Merger And Acquisition Deals Return To Pre-Covid Levels In 2021

Merger And Acquisition Deals Return To Pre-Covid Levels In 2021
Global upstream M&A deals rebounded to pre-Covid-19 levels in 2021, reaching a total of $181 billion, a 70 percent increase over 2020.

In total, public independents acquired around 34 billion boe of resources in 2021 and sold approximately 21 billion boe, resulting in a net resource growth of about 13 billion boe for public independents.

Among public companies, the majors were the most aggressive in divesting resources in 2021, reducing their collective resources by about 5.5 billion boe on a net basis.

The largest inorganic resource reduction among majors was made by Shell, which divested nearly 3 billion boe in North America, 500 million boe in Africa, and 200 million boe in Asia. In total, Shell sold around 3.3 billion boe net for more than $11 billion in net proceeds in 2021.
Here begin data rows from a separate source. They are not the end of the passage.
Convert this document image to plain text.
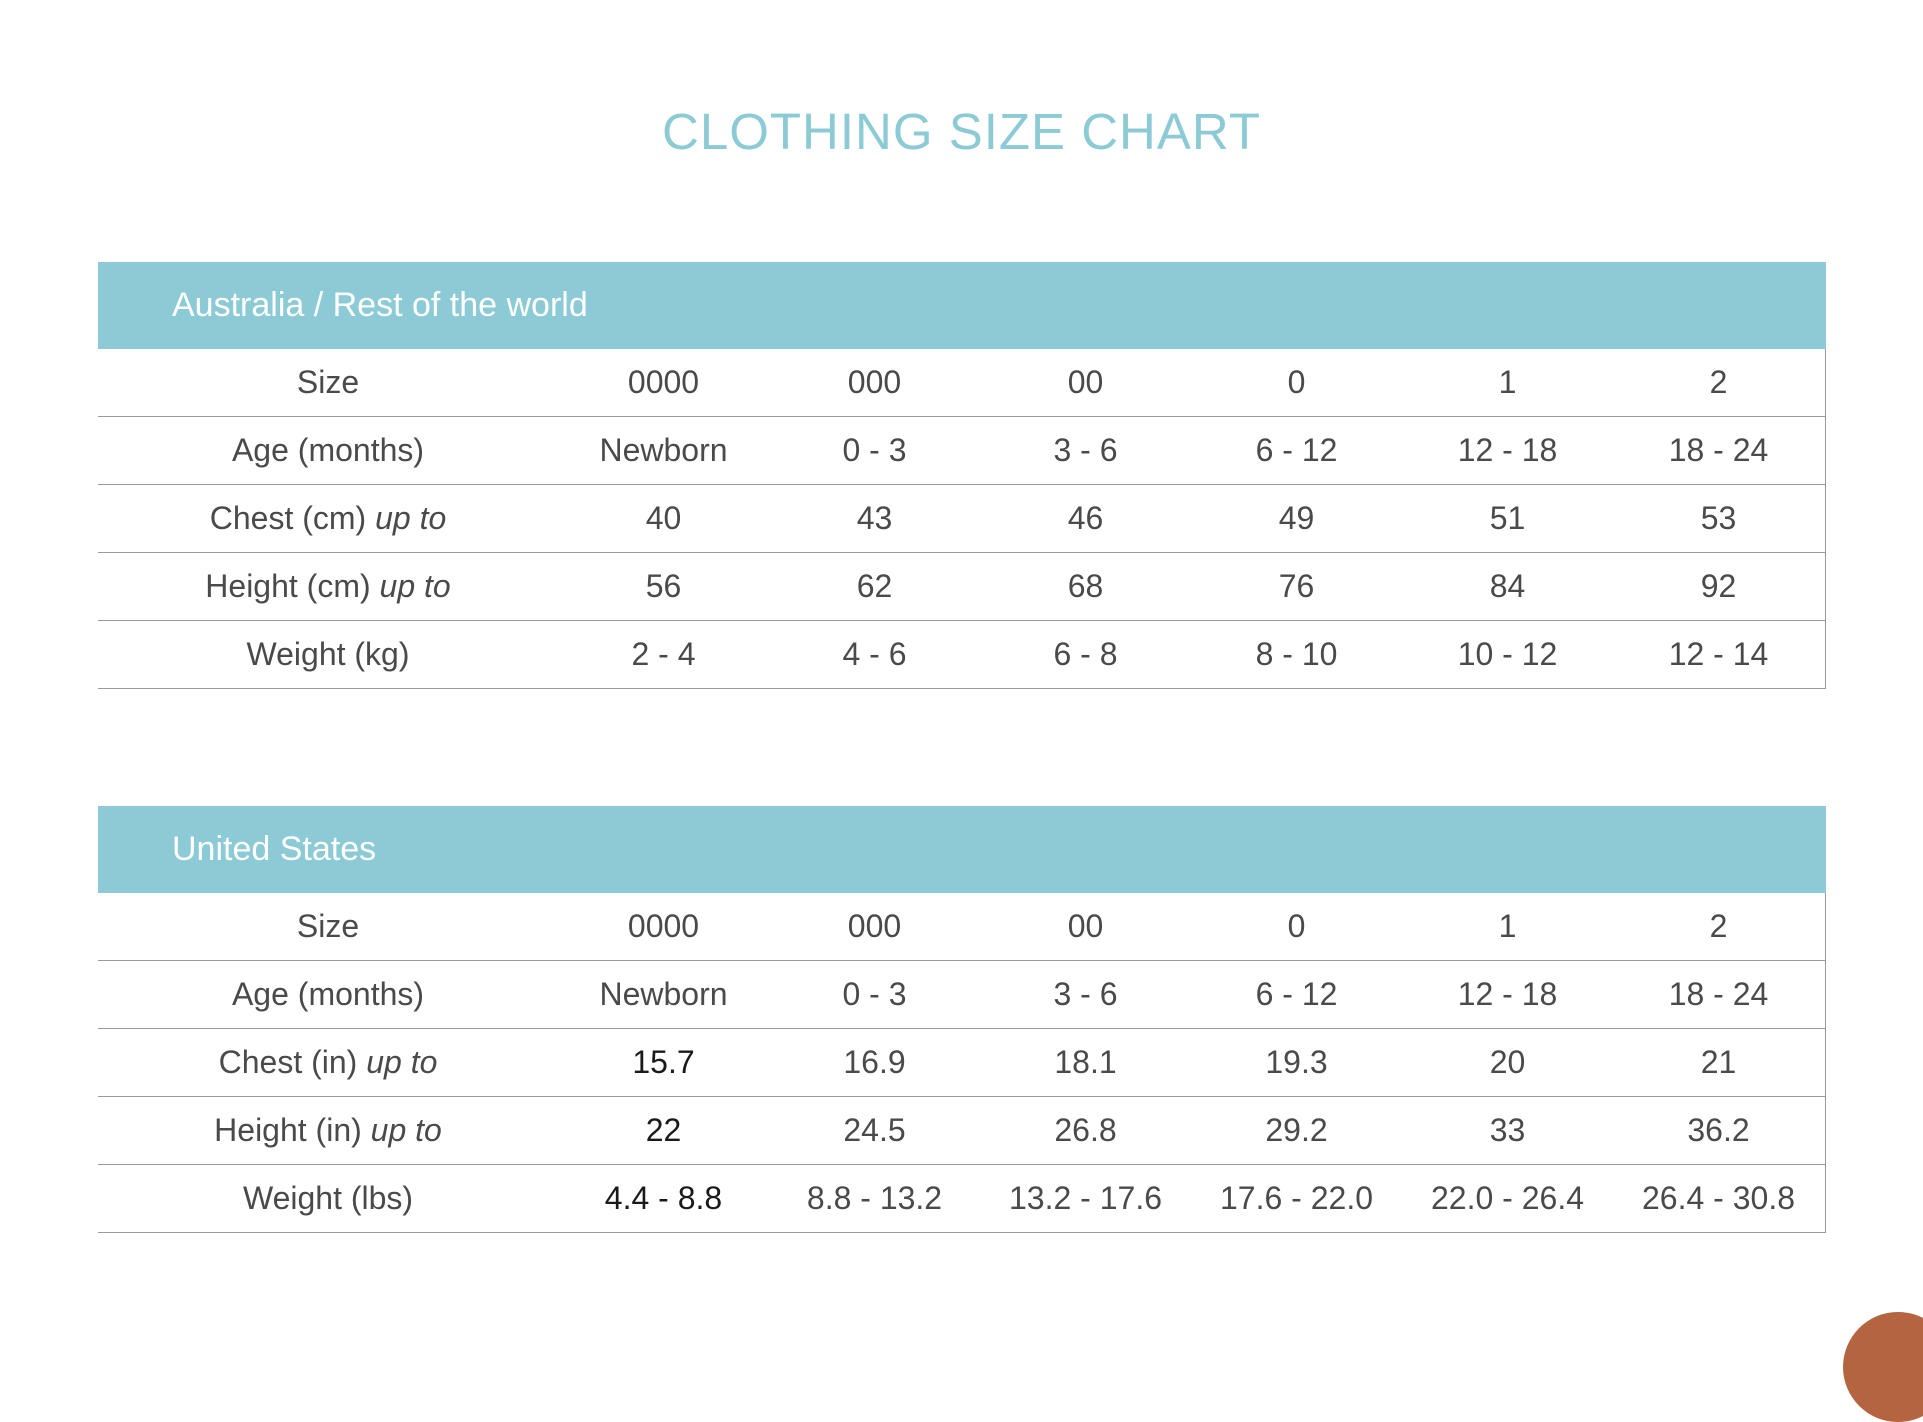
CLOTHING SIZE CHART
Australia / Rest of the world
Size	0000	000	00	0	1	2
Age (months)	Newborn	0 - 3	3 - 6	6 - 12	12 - 18	18 - 24
Chest (cm) up to	40	43	46	49	51	53
Height (cm) up to	56	62	68	76	84	92
Weight (kg)	2 - 4	4 - 6	6 - 8	8 - 10	10 - 12	12 - 14
United States
Size	0000	000	00	0	1	2
Age (months)	Newborn	0 - 3	3 - 6	6 - 12	12 - 18	18 - 24
Chest (in) up to	15.7	16.9	18.1	19.3	20	21
Height (in) up to	22	24.5	26.8	29.2	33	36.2
Weight (lbs)	4.4 - 8.8	8.8 - 13.2	13.2 - 17.6	17.6 - 22.0	22.0 - 26.4	26.4 - 30.8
ExxonMobil – the major with the second-largest inorganic resource reduction in 2021 – divested net resources of nearly 1 billion boe for a net amount of about $3.8 billion, mainly through sales in Europe and Asia.

Public independents spent more than 75 percent of the segment’s acquisitions costs on acquiring assets from other public players, including majors, to which around 10 percent of the total amount spent on upstream acquisitions was paid. Public companies acquired assets worth $125 billion and sold assets for about $114 billion. Private companies in total acquired assets for $45 billion and sold assets for around $46 billion.

Looking ahead

The deal pipeline is robust, and the upstream M&A market looks set to continue to strengthen, with deals in the U.S. likely to remain a crucial driver of the global deal value. Large sales in other regions may also materialize in 2022, particularly if majors continue to streamline their portfolios.

While resources under development and production can receive high values in the current environment, buyers appear to be more cautious about discovered resources. Without larger changes in the macroeconomic environment, this discrepancy could persist.

However, a further steady increase in valuations for producing and under development resources appears unlikely, judging by historical values.